Ayatollah Abbas Vaez-Tabasi, representative for the city of Mashhad in Iran’s influential Assembly of Experts, died on the morning of March 4th. He had suffered a pulmonary attack on February 26 — Election Day — and collapsed shortly after casting his vote for Parliament and the Assembly. He was 80.
As the ayatollah lay dying at the Imam Reza Hospital in Mashhad, which is named after the holy city’s famous shrine, prominent political and religious figures visited his bedside. Vaez-Tabasi was known for his influence in Mashhad, and for his great wealth.
Vaez-Tabasi had not registered as a candidate for the Assembly of Experts, the body that selects and theoretically supervises Supreme Leader Ayatollah Ali Khamenei. His absence on the list was significant because, after the 2014 death of Ayatollah Mahdavi Kani, the president of the Assembly, Vaez-Tabasi had been mentioned as a possible successor.
Since the Islamic Revolution of 1979, Vaez-Tabasi had run the huge religious endowment Astan Quds Razavi (AQR), which represents the supreme leader.
The foundation was closely associated with the Shrine of Imam Reza, which honors the eighth Imam of Shia Islam.
Politically, Vaez-Tabasi was close to former president Akbar Hashemi Rafsanjani.
He was well known because of his efforts to quell political tensions in Mashhad following the appointment of Ahmad Elmolhoda, a staunch supporter of Ayatollah Khamenei, as Mashhad’s Friday prayer leader.
Vaez-Tabasi was one of the richest local figures in Iran. In an article published in on the website Iranian Focus, entitled “Iran’s rulers amass fortunes through sleaze,” his wealth was estimated to be around $770 million. If true, that would make him the sixth richest Iranian in the world.
With endowments in at least 12 Iranian provinces, AQR has been referred to as the biggest endowment in the world, estimated to be worth $15 billion. It is not only tax-exempt, but each year receives at least $14 million from the government in rent.
All of AQR’s commercial and business activities are conducted by Razavi Economic Institute, which was set up in 1998. It operates as an umbrella organization for 90 companies. None of them are accountable to any government agency, or to Parliament. The only authority that supervises them is the auditing department of the Supreme Leader’s office.
The companies under AQR’s umbrella are active in a vast array of sectors, from mining and construction material such as cement, to food, agriculture, pharmaceuticals, development and construction services, and the manufacture of automobiles and combines.
AQR is also a shareholder in a number of heavy industries, including the Mobarakeh Steel Company in Isfahan, in which it owns around 43 percent of shares.
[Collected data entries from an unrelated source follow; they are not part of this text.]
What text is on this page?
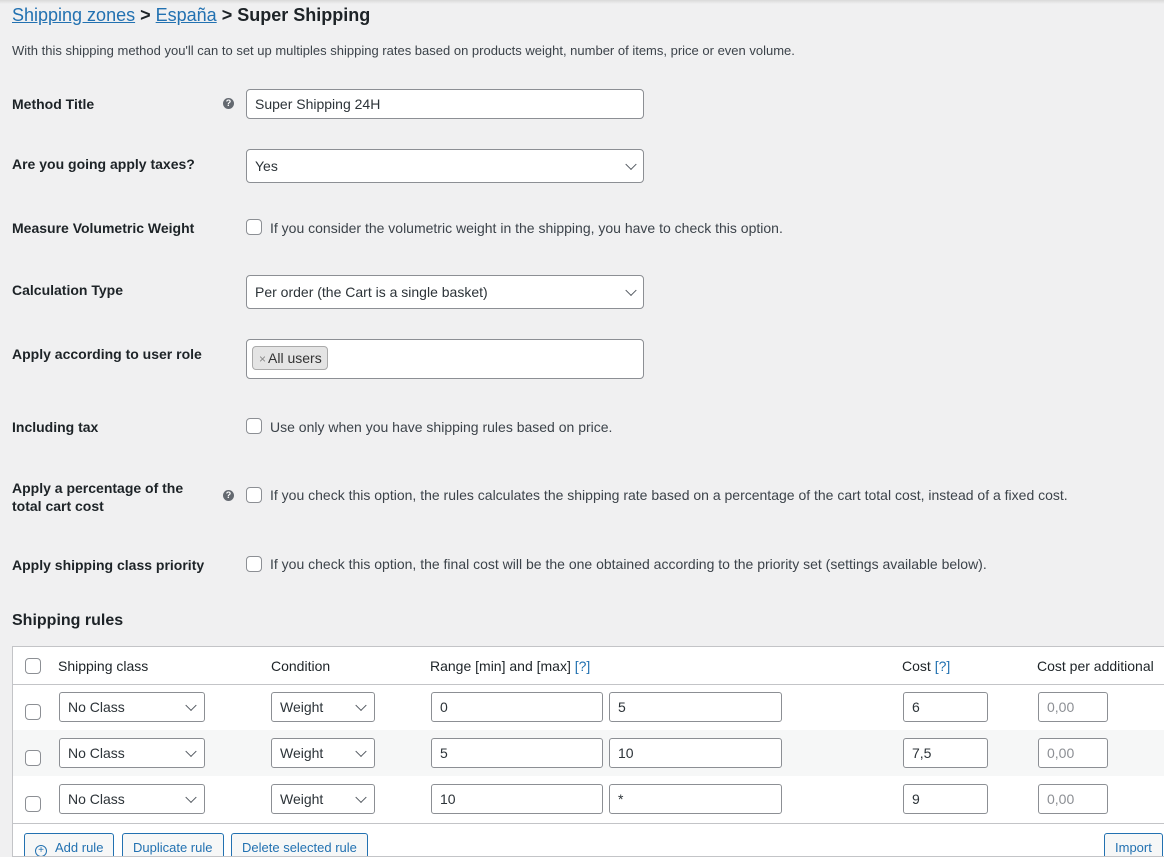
Shipping zones > España > Super Shipping
With this shipping method you'll can to set up multiples shipping rates based on products weight, number of items, price or even volume.
Method Title	?	Super Shipping 24H
Are you going apply taxes?	Yes
Measure Volumetric Weight	If you consider the volumetric weight in the shipping, you have to check this option.
Calculation Type	Per order (the Cart is a single basket)
Apply according to user role	× All users
Including tax	Use only when you have shipping rules based on price.
Apply a percentage of the
total cart cost
?	If you check this option, the rules calculates the shipping rate based on a percentage of the cart total cost, instead of a fixed cost.
Apply shipping class priority	If you check this option, the final cost will be the one obtained according to the priority set (settings available below).
Shipping rules
Shipping class	Condition	Range [min] and [max] [?]	Cost [?]	Cost per additional
No Class	Weight	0	5	6	0,00
No Class	Weight	5	10	7,5	0,00
No Class	Weight	10	*	9	0,00
+ Add rule	Duplicate rule	Delete selected rule	Import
Some analysts estimate the value of lands owned by AQR at $20 billion.
Another unpatrolled source of income for AQR is the 20 million pilgrims who visit the Imam Reza shrine each year. While the high volume of pilgrims helps Mashhad’s economy, the real winner is AQR.
Corruption Cases Pile Up
With so much unsupervised money at stake, it should come as no surprise that corruption, or at least charges of corruption and related court cases, have not been far behind. One of the biggest cases was known as Al-Makaseb, named after a company that failed due to embezzlement.
One defendant in the case was Nasser Vaez-Tabasi, son of the deceased ayatollah. He and other defendants were accused of embezzling about $48 million by selling the company’s shares. They claimed it was a private enterprise, even though 51 percent of it belonged to the Iranian government.
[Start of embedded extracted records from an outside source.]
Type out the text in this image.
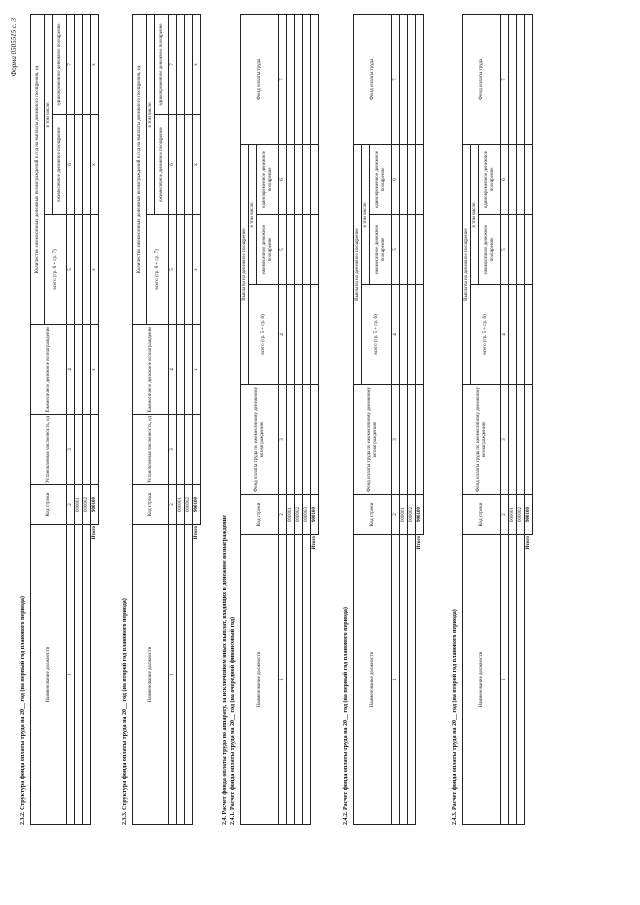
Форма 0505515 с. 3
2.3.2. Структура фонда оплаты труда на 20__ год (на первый год планового периода)	Наименование должности	Код строки	Установленная численность, ед	Ежемесячное денежное вознаграждение	Количество ежемесячных денежных вознаграждений в год на выплаты денежного поощрения, ед		
				всего (гр. 6 + гр. 7)	в том числе:	
					ежемесячное денежное поощрение	единовременное денежное поощрение
1	2	3	4	5	6	7
	000001					
	000002					
Итого	900100		x	x	x	x
2.3.3. Структура фонда оплаты труда на 20__ год (на второй год планового периода)	Наименование должности	Код строки	Установленная численность, ед	Ежемесячное денежное вознаграждение	Количество ежемесячных денежных вознаграждений в год на выплаты денежного поощрения, ед		
				всего (гр. 6 + гр. 7)	в том числе:	
					ежемесячное денежное поощрение	единовременное денежное поощрение
1	2	3	4	5	6	7
	000001					
	000002					
Итого	900100		x	x	x	x
2.4. Расчет фонда оплаты труда по аппарату, за исключением иных выплат, входящих в денежное вознаграждение 2.4.1. Расчет фонда оплаты труда на 20__ год (на очередной финансовый год)	Наименование должности	Код строки	Фонд оплаты труда по ежемесячному денежному вознаграждению	Выплаты на денежное поощрение			Фонд оплаты труда
			всего (гр. 5 + гр. 6)	в том числе:		
				ежемесячное денежное поощрение	единовременное денежное поощрение	
1	2	3	4	5	6	7
	000001					
	000002					
	000003					
Итого	900100					
2.4.2. Расчет фонда оплаты труда на 20__ год (на первый год планового периода)	Наименование должности	Код строки	Фонд оплаты труда по ежемесячному денежному вознаграждению	Выплаты на денежное поощрение			Фонд оплаты труда
			всего (гр. 5 + гр. 6)	в том числе:		
				ежемесячное денежное поощрение	единовременное денежное поощрение	
1	2	3	4	5	6	7
	000001					
	000002					
Итого	900100					
2.4.3. Расчет фонда оплаты труда на 20__ год (на второй год планового периода)	Наименование должности	Код строки	Фонд оплаты труда по ежемесячному денежному вознаграждению	Выплаты на денежное поощрение			Фонд оплаты труда
			всего (гр. 5 + гр. 6)	в том числе:		
				ежемесячное денежное поощрение	единовременное денежное поощрение	
1	2	3	4	5	6	7
	000001					
	000002					
Итого	900100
The case was opened in 2001, but after two years the judge exonerated Nasser and other defendants. The court’s verdict led to an outcry in the press.
In another case over fraudulent dealings in a film project, Mostafa Vaez-Tabasi, another son of the ayatollah, was a defendant.
The most recent scandal took place when Energy Minister Hamid Chitchian reported embezzlement of close to $400 million in the project to build Gorgan-Bojnord-Mashhad railway. The first defendant in this case was AQR which, according to Chitchian, intended to buy the contractor company for a fraction of its value.
The government has not succeeded in its quest to bring the culprits in this case to justice. A number of MPs and members of the judiciary mobilized to act on the side of AQR, and according to an official in the energy ministry, the case was decided “in the highest echelons of the regime.” AQR got away unscathed.
Such was the power of Vaez-Tabasi’s empire. Now that he is gone, there is no doubt that many would claim his throne. One claimant could be Friday prayer leader, Ahmad Elmolhoda. Another could be Mahmoud Hashemi Shahroudi, a member of the Assembly of Experts, and the former chief justice of Iran.
Vaez-Tabasi’s children are also waiting in line. They have inherited huge wealth that, needless to say, they can turn into power in the absence of their father.